Camrose is the name of an electoral ward in Pembrokeshire, Wales. Since May 2022 the ward has been coterminous the community of Camrose. The community of Camrose consists of part of Pembrokeshire Coast National Park

According to the UK 2011 Census the population of the Camrose ward was 2,565 (with 2,148 of these of voting age).

Camrose councillor Jamie Adams was leader of Pembrokeshire County Council from May 2012 until the May 2017 elections.

History
A ward of Pembrokeshire County Council since 1995 Camrose was previously a ward of the former Preseli Pembrokeshire District Council.

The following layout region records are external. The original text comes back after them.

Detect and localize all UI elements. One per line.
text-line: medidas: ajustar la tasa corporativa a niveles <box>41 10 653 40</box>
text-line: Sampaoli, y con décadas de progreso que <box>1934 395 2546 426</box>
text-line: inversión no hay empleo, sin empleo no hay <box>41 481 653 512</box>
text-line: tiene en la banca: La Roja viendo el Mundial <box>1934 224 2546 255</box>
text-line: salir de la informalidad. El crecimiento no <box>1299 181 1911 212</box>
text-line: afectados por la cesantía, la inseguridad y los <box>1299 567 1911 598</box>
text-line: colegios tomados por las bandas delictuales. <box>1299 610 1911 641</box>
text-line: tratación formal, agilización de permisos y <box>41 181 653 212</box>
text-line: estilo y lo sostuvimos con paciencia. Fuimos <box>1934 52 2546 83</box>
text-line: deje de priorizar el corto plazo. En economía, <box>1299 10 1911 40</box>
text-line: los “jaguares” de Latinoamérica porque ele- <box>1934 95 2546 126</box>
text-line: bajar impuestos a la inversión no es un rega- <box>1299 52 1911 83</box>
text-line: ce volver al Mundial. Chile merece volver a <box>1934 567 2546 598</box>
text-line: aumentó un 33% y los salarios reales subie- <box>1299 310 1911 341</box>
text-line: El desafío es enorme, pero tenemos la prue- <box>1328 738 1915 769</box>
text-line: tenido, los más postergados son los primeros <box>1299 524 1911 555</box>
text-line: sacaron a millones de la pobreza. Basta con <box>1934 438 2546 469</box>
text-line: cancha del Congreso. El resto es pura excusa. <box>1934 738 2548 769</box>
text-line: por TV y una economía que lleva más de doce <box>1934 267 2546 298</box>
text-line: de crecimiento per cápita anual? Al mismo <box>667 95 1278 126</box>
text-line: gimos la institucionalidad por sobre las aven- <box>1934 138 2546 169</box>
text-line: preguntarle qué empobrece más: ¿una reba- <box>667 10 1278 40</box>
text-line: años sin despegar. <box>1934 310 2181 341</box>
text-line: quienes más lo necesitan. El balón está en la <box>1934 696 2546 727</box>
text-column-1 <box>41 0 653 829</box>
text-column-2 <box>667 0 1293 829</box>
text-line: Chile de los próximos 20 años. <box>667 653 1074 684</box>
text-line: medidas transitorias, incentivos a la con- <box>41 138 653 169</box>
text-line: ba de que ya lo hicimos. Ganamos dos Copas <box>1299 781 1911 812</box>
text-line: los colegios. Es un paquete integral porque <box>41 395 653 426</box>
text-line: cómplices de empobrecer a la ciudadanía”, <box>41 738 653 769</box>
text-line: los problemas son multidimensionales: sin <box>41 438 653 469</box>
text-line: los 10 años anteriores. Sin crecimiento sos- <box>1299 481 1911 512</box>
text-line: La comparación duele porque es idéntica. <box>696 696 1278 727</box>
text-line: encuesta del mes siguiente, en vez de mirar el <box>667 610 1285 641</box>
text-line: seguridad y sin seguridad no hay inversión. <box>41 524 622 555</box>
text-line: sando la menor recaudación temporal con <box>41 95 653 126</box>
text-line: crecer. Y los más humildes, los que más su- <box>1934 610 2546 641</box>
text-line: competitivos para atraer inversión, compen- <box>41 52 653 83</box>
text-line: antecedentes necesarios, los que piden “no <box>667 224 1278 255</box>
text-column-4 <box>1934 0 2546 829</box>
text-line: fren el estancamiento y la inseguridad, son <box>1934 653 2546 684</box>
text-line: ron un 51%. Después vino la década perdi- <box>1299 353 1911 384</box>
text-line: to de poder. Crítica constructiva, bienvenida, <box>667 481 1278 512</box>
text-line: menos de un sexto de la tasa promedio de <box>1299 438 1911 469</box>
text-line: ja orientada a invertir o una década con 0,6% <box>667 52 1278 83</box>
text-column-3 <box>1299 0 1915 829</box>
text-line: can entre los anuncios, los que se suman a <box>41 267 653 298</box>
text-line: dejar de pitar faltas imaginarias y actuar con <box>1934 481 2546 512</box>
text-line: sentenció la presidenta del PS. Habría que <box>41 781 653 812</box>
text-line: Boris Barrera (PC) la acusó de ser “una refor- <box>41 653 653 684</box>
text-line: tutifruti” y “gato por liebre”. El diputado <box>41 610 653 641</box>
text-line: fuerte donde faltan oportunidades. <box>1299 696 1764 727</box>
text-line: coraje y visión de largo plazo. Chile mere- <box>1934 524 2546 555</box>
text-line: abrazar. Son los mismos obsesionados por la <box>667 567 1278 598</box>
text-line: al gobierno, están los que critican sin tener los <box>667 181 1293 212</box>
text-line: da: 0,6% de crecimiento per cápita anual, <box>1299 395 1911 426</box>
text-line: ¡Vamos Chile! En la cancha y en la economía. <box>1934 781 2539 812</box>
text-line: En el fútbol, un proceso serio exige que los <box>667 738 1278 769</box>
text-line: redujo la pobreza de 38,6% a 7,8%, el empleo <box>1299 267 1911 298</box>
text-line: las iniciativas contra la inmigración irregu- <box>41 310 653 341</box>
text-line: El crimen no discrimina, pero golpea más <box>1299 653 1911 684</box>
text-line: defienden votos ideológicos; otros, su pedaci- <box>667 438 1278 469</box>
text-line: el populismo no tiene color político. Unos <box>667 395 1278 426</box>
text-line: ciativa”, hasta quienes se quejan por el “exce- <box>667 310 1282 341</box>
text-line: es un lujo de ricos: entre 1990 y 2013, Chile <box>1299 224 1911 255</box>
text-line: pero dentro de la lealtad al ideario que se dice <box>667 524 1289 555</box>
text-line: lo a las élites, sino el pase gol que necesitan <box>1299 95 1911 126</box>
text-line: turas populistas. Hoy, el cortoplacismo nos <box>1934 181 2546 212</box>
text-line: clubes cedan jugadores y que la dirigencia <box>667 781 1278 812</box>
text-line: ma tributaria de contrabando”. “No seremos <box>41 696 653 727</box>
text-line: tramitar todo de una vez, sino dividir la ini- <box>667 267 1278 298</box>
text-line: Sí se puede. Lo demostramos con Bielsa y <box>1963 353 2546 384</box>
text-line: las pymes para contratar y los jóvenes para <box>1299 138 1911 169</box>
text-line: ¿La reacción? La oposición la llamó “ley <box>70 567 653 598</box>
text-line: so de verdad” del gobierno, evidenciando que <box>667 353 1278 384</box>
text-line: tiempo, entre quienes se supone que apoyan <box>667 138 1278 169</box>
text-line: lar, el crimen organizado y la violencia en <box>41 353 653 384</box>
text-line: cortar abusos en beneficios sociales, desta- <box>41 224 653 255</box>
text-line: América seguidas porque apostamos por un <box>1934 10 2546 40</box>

Until the 2022 local elections the ward also covered the community of Nolton and Roch. Following the recommendations of a boundary review by the Local Government Boundary Commission for Wales, the ward was reconfigured, with Nolton and Roch being transferred and merged with the neighbouring ward of The Havens.

County elections
At the first election for the new Pembrokeshire County Council in 1995, an Independent, previously a member of Preseli Pembrokeshire District Council was elected.

At the second election, in 1999 the Conservative Party fielded candidates in Pembrokeshire for the first time but they were heavily defeated in Camrose.

At the third election, in 2004 Desmond Codd stood down and Jamie Adams was elected in a four cornered contest.

Adams was returned unopposed in 2008.

In 2012, Adams was again returned unopposed.

At the May 2017 elections Adams was elected again after another four cornered contest.